8 Then Boaz said to Ruth, “[f]Listen carefully, my daughter. Do not go to glean in another field; furthermore, do not go on from this one, but stay here with my maids. 9 Let your eyes be on the field which they reap, and go after them. Indeed, I have commanded the servants not to touch you. When you are thirsty, go to the [g]water jars and drink from what the servants draw.” 10 Then she fell on her face, bowing to the ground and said to him, “Why have I found favor in your sight that you should take notice of me, since I am a foreigner?” 11 Boaz replied to her, “All that you have done for your mother-in-law after the death of your husband has been fully reported to me, and how you left your father and your mother and the land of your birth, and came to a people that you did not previously know. 12 May the Lord reward your work, and your wages be full from the Lord, the God of Israel, under whose wings you have come to seek refuge.” 13 Then she said, “I have found favor in your sight, my lord, for you have comforted me and indeed have spoken [h]kindly to your maidservant, though I am not like one of your maidservants.”
In the very first verse we find that Boaz was very wealthy. Boaz understood something very important about those blessings. They were not meant to be hoarded, but to be shared.

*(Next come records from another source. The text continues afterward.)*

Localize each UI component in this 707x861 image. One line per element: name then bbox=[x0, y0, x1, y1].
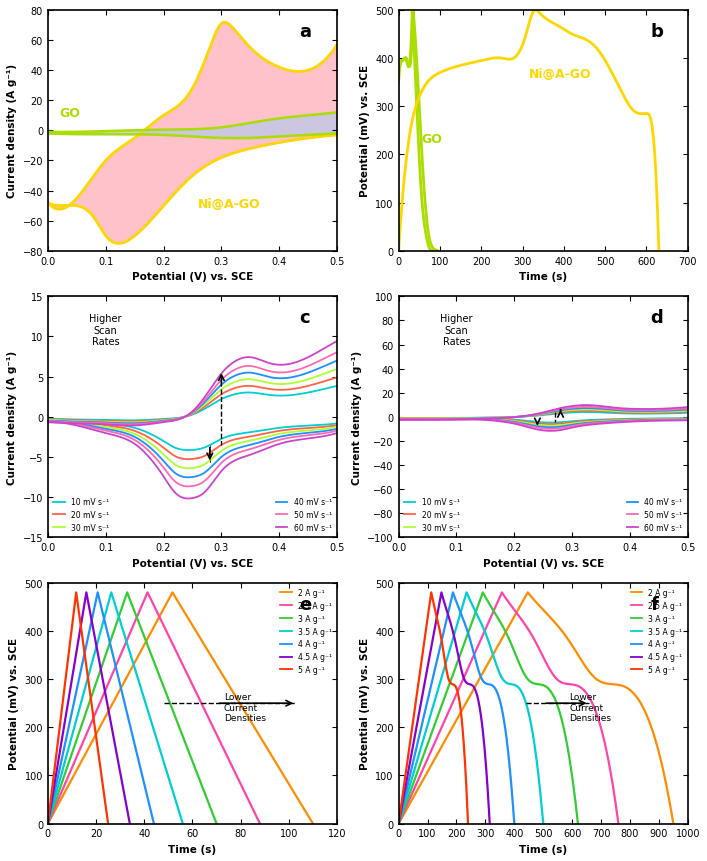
Legend: 2 A g⁻¹, 2.5 A g⁻¹, 3 A g⁻¹, 3.5 A g⁻¹, 4 A g⁻¹, 4.5 A g⁻¹, 5 A g⁻¹: 2 A g⁻¹, 2.5 A g⁻¹, 3 A g⁻¹, 3.5 A g⁻¹, … bbox=[629, 587, 684, 676]
X-axis label: Potential (V) vs. SCE: Potential (V) vs. SCE bbox=[483, 558, 604, 568]
Text: e: e bbox=[300, 595, 312, 613]
Text: Higher
Scan
Rates: Higher Scan Rates bbox=[440, 314, 473, 347]
Legend: 40 mV s⁻¹, 50 mV s⁻¹, 60 mV s⁻¹: 40 mV s⁻¹, 50 mV s⁻¹, 60 mV s⁻¹ bbox=[625, 496, 684, 534]
Text: f: f bbox=[650, 595, 658, 613]
Y-axis label: Current density (A g⁻¹): Current density (A g⁻¹) bbox=[7, 65, 17, 198]
Y-axis label: Potential (mV) vs. SCE: Potential (mV) vs. SCE bbox=[360, 65, 370, 197]
X-axis label: Potential (V) vs. SCE: Potential (V) vs. SCE bbox=[132, 272, 253, 282]
X-axis label: Time (s): Time (s) bbox=[168, 844, 216, 854]
X-axis label: Time (s): Time (s) bbox=[519, 272, 567, 282]
Text: Lower
Current
Densities: Lower Current Densities bbox=[569, 692, 612, 722]
Text: Higher
Scan
Rates: Higher Scan Rates bbox=[90, 314, 122, 347]
Y-axis label: Potential (mV) vs. SCE: Potential (mV) vs. SCE bbox=[9, 637, 19, 770]
Text: a: a bbox=[300, 23, 312, 41]
Text: GO: GO bbox=[59, 107, 81, 120]
Y-axis label: Potential (mV) vs. SCE: Potential (mV) vs. SCE bbox=[360, 637, 370, 770]
Text: Lower
Current
Densities: Lower Current Densities bbox=[224, 692, 266, 722]
Text: d: d bbox=[650, 309, 663, 327]
Text: Ni@A-GO: Ni@A-GO bbox=[198, 198, 261, 211]
Text: GO: GO bbox=[422, 133, 443, 146]
X-axis label: Time (s): Time (s) bbox=[519, 844, 567, 854]
Y-axis label: Current density (A g⁻¹): Current density (A g⁻¹) bbox=[7, 350, 17, 484]
Text: c: c bbox=[300, 309, 310, 327]
X-axis label: Potential (V) vs. SCE: Potential (V) vs. SCE bbox=[132, 558, 253, 568]
Legend: 40 mV s⁻¹, 50 mV s⁻¹, 60 mV s⁻¹: 40 mV s⁻¹, 50 mV s⁻¹, 60 mV s⁻¹ bbox=[274, 496, 333, 534]
Y-axis label: Current density (A g⁻¹): Current density (A g⁻¹) bbox=[351, 350, 362, 484]
Text: b: b bbox=[650, 23, 663, 41]
Text: Ni@A-GO: Ni@A-GO bbox=[529, 68, 591, 81]
Legend: 2 A g⁻¹, 2.5 A g⁻¹, 3 A g⁻¹, 3.5 A g⁻¹, 4 A g⁻¹, 4.5 A g⁻¹, 5 A g⁻¹: 2 A g⁻¹, 2.5 A g⁻¹, 3 A g⁻¹, 3.5 A g⁻¹, … bbox=[279, 587, 333, 676]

When we are blessed, it is not for us alone. God created us to have relationships, and part of that relational nature includes sharing our sorrow and our blessings.
A hoarded blessing ceases to be a blessing and will instead become a curse. Elsewhere we see the idea of a cup of blessing running over. For what purpose does it run over? To spill on the ground and be wasted?
No, the cup runs over to be shared with those who do not have full cups (or perhaps empty cups). When you are blessed, look first at how you can share it. Only then can you safely look at how to benefit from it yourself.